Adres Wilhelmstrasse 4. Właściciel lokalu: Liborius Otto. Ranga: znakomita. Tak można opisać jedną z najelegantszych gliwickich cukierni i kawiarni, którą Otto otworzył w 1894 na parterze kamienicy przy prestiżowej ulicy Gleiwitz. Właściciel był nie tylko wybornym cukiernikiem, dbał też o wystrój lokalu i odpowiednie zaplecze: jak pisze Małgorzata Kaganiec w swoim opracowaniu dotyczącym gliwickich lokali przed 1945 rokiem, dodatkową ozdobą cukierni i kawiarni był cienisty ogród. W 1899 roku Otto przeniósł swój biznes pod inny adres – Wilhelmstrasse 25, gdzie prowadzi go prawdopodobnie do lat 30. XX wieku wspólnie ze swoim wieloletnim współpracownikiem Maxem Arnoldem.
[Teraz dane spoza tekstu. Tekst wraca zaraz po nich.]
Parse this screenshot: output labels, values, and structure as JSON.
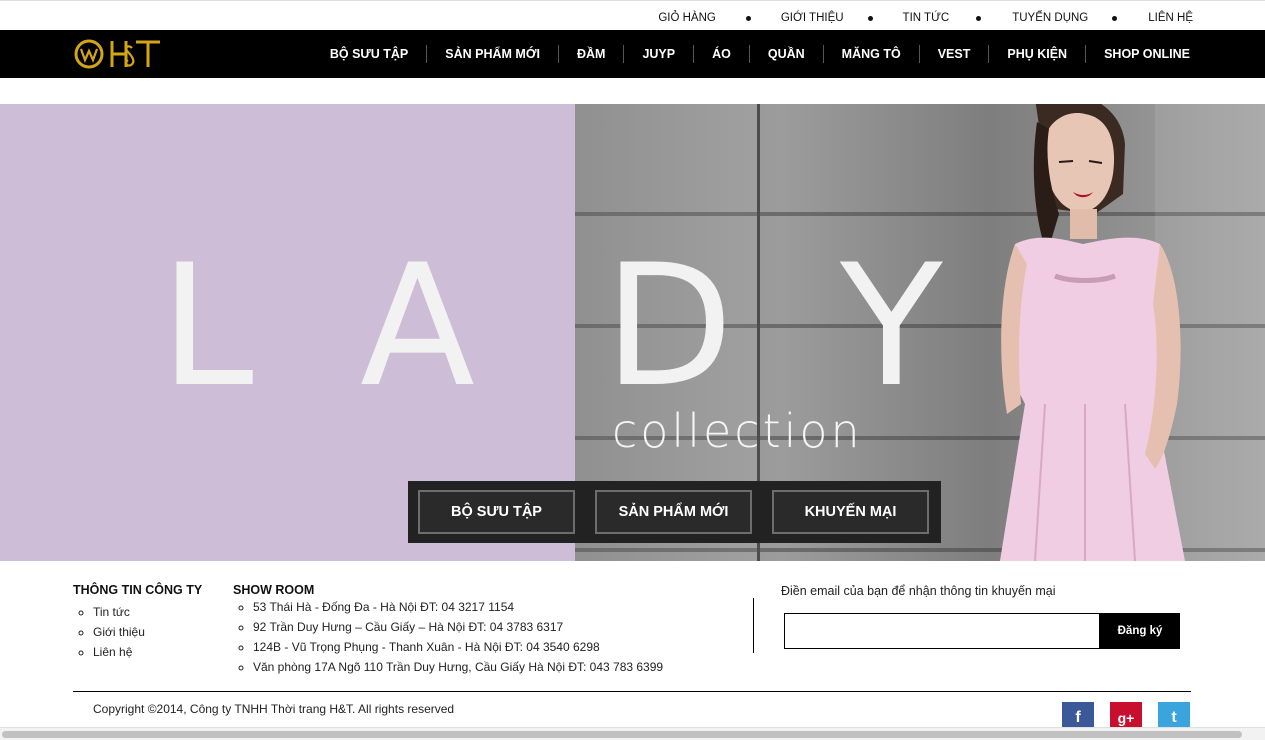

Natomiast w 1905 roku Liborius otwiera w Katowicach równie słynną kawiarnię, którą nazywa... Otto - z kryształowymi żyrandolami, mahoniową boazerią i marmurowymi stolikami, i co najważniejsze bardzo popularną wśród mieszkańców. Pod koniec lat dwudziestych XX w., za czasów kolejnego właściciela, do kamienicy przy Warszawskiej dobudowano balkony projektu Jana Widuchy. Tuż po wojnie zmieniono nazwę kamienicy i kawiarni na „Lotos”, a w 1950 r. na „Kryształową”. 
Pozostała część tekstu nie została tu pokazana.